To contemplate a kitchen table is a loaded thing. It’s still tied up in philosophy for me, because I’m thinking of Woolf and To the Lighthouse, and Mr. Ramsay thinking about a kitchen table when one isn’t there. For me, that kitchen table always looked a lot like this one. But to contemplate a kitchen table is also thinking about the future, about our children sitting on these benches, their little legs growing longer until they one day reach the floor. All the breakfasts and dinners we’ll eat here together, glasses of milk spilled and angry toddlers sent to their room, but the harmonious meals too, the conversations we’ll share. Homework also, once the dinner is cleared away. And birthday parties, play-dough, cookie-baking, hide-and-seek underneath it. Breaking out our portable ping-pong set. The friends who’ll sit around this table with us, friends we might not have even met yet. That we might move one day, and be able to replace the benches with chairs. The amazing privilege of possibility, the assurances of a future, or our faith in such a thing. Which is what a solid kitchen table signifies to me.

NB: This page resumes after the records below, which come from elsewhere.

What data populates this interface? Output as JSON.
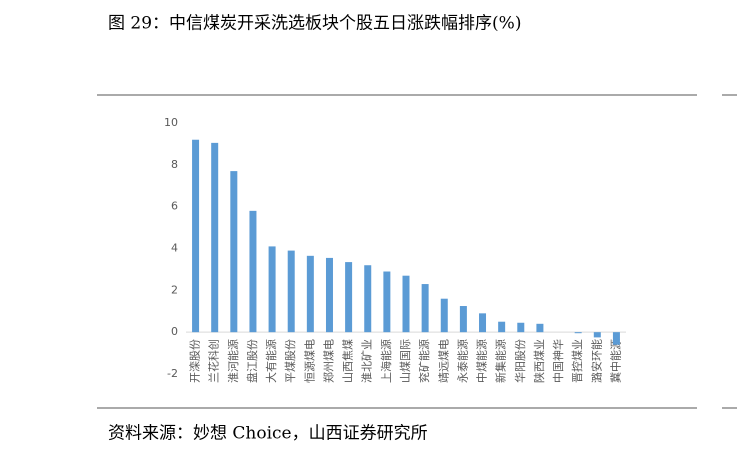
{
  "title": "图 29：中信煤炭开采洗选板块个股五日涨跌幅排序(%)",
  "source": "资料来源：妙想 Choice，山西证券研究所",
  "chart_data": {
    "type": "bar",
    "categories": [
      "开滦股份",
      "兰花科创",
      "淮河能源",
      "盘江股份",
      "大有能源",
      "平煤股份",
      "恒源煤电",
      "郑州煤电",
      "山西焦煤",
      "淮北矿业",
      "上海能源",
      "山煤国际",
      "兖矿能源",
      "靖远煤电",
      "永泰能源",
      "中煤能源",
      "新集能源",
      "华阳股份",
      "陕西煤业",
      "中国神华",
      "晋控煤业",
      "潞安环能",
      "冀中能源"
    ],
    "values": [
      9.2,
      9.05,
      7.7,
      5.8,
      4.1,
      3.9,
      3.65,
      3.55,
      3.35,
      3.2,
      2.9,
      2.7,
      2.3,
      1.6,
      1.25,
      0.9,
      0.5,
      0.45,
      0.4,
      0,
      -0.05,
      -0.25,
      -0.6
    ],
    "color": "#5b9bd5",
    "ylim": [
      -2,
      10
    ],
    "yticks": [
      -2,
      0,
      2,
      4,
      6,
      8,
      10
    ],
    "grid": false
  }
}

The table is pristine for the moment. I was talking to Nigel about this when he was here for lunch. I said, “How do we take care of it?” He said, “You have to use it. The first few rings on the wood, he said, will be painful to see, but you’ll get used to it. Then one day, maybe 20 years now, you’ll look back and you’ll see that mark, and that mark. And you’ll remember everything.”
January 29, 2014
Harriet is (sort of) beginning to learn how to read, and as Harriet balks at any activity that is remotely challenging or involves learning by rote, I have to tread very carefully in my exuberance for her acquiring literacy. A book like Mamoko, by Aleksandra Mizielińska and Daniel Mizieliński, which I brought home from the library the other week, is a perfect reminder for both of us that books can be wonderful fun.

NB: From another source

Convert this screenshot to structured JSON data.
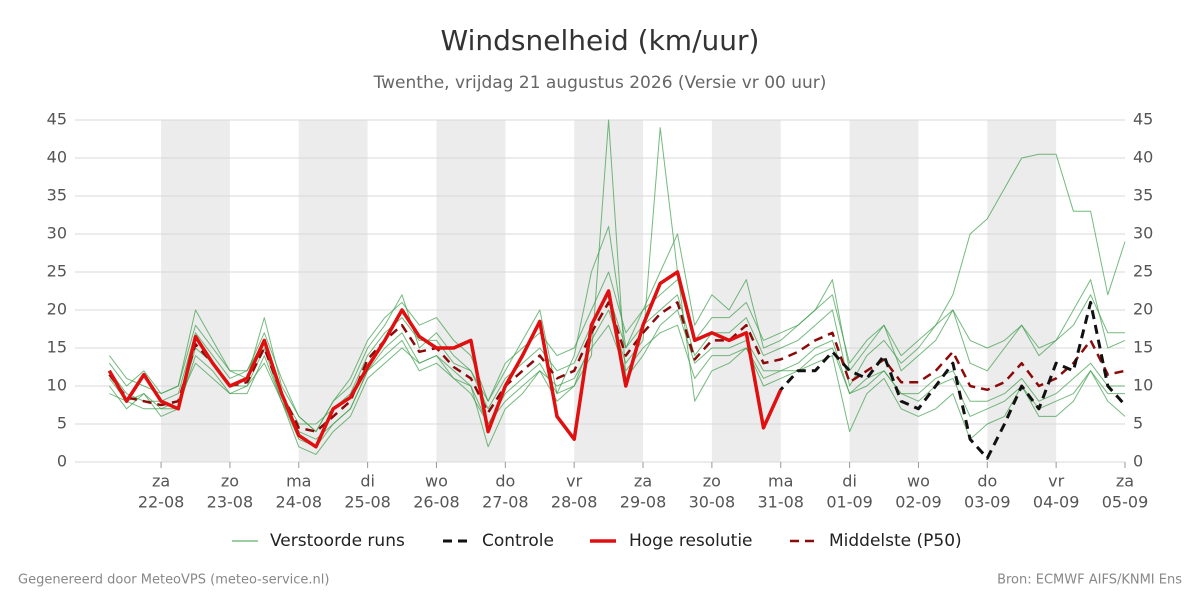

Think of Mamoko like Where’s Waldo, but for people who love stories. The book’s inside cover introduces us to a range of characters whose stories we will follow throughout the rest of the book in dynamic, busy, detailed, wordless illustrations. There are dramas experienced, mysteries to be solved, jokes shared, and something new discovered every time. You can pick a new character and “read” a new book in Mamoko over and over again, or else just pick peruse the illustrations for general entertainment. The stories in this book aren’t straightforward either, and we went back and forth a lot to try to understand what we missed, to figure out exactly what was going on. It was utterly engaging, the illustrations smart enough to make this very satisfying, and while we had lots of fun with this book together, it’s also nice to have a book that Harriet can “read” all by herself.

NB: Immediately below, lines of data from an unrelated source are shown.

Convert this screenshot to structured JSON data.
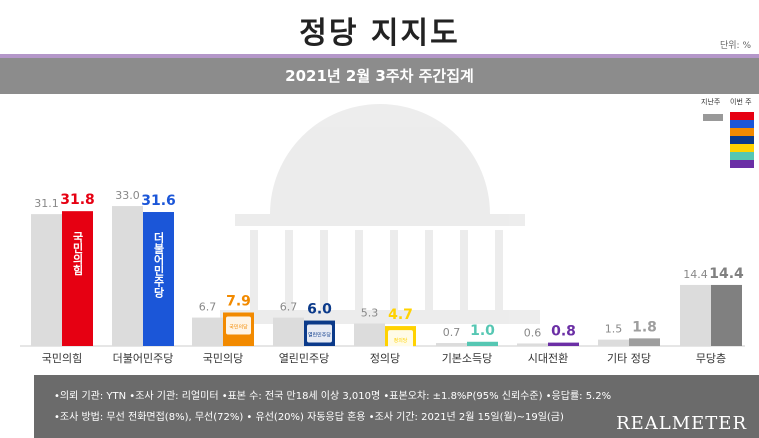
{
  "title": "정당 지지도",
  "unit": "단위: %",
  "subtitle": "2021년 2월 3주차 주간집계",
  "legend": {
    "last_week": "지난주",
    "this_week": "이번 주"
  },
  "colors": {
    "prev_bar": "#dcdcdc",
    "legend_swatches": [
      "#e60012",
      "#1b56d8",
      "#f28a00",
      "#0b3a8a",
      "#ffd200",
      "#56c7b3",
      "#6b2fa5"
    ]
  },
  "chart_data": {
    "type": "bar",
    "categories": [
      "국민의힘",
      "더불어민주당",
      "국민의당",
      "열린민주당",
      "정의당",
      "기본소득당",
      "시대전환",
      "기타 정당",
      "무당층"
    ],
    "series": [
      {
        "name": "지난주",
        "values": [
          31.1,
          33.0,
          6.7,
          6.7,
          5.3,
          0.7,
          0.6,
          1.5,
          14.4
        ]
      },
      {
        "name": "이번 주",
        "values": [
          31.8,
          31.6,
          7.9,
          6.0,
          4.7,
          1.0,
          0.8,
          1.8,
          14.4
        ]
      }
    ],
    "current_colors": [
      "#e60012",
      "#1b56d8",
      "#f28a00",
      "#0b3a8a",
      "#ffd200",
      "#56c7b3",
      "#6b2fa5",
      "#9e9e9e",
      "#808080"
    ],
    "bar_labels": [
      "국민의힘",
      "더불어민주당",
      "국민의당",
      "열린민주당",
      "정의당"
    ]
  },
  "footer": {
    "line1": "•의뢰 기관: YTN •조사 기관: 리얼미터 •표본 수: 전국 만18세 이상 3,010명 •표본오차: ±1.8%P(95% 신뢰수준) •응답률: 5.2%",
    "line2": "•조사 방법: 무선 전화면접(8%), 무선(72%) • 유선(20%) 자동응답 혼용 •조사 기간: 2021년 2월 15일(월)~19일(금)",
    "brand": "REALMETER"
  }
}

Another book by the same press and same authors is Maps, which was one of (too) many books I’ve picked up at Book City lately (sob). I’ve got such a thing for maps and atlases (my prized one is Atlas of Remote Islands, and I so want to get my hands on Infinite City by Rebecca Solnit), so I was excited to get a kids’ atlas. There is a world map, and about 50 others of individual countries. And as with Mamoko, the creators of this book know that story is what compels someone to open a book over and over again. And so each country’s map includes an image of a little boy and girl who might live there, and we learn their names, which is how these countries become more than just a shape on a page for young readers. And then we learn about that country’s wildlife, famous exports, cultural figures (fictional and otherwise), different cultures, national food and drink, industry and agriculture, all though adorable cartoon illustrations.
Pick a page, any page, and Maps will take you on a journey.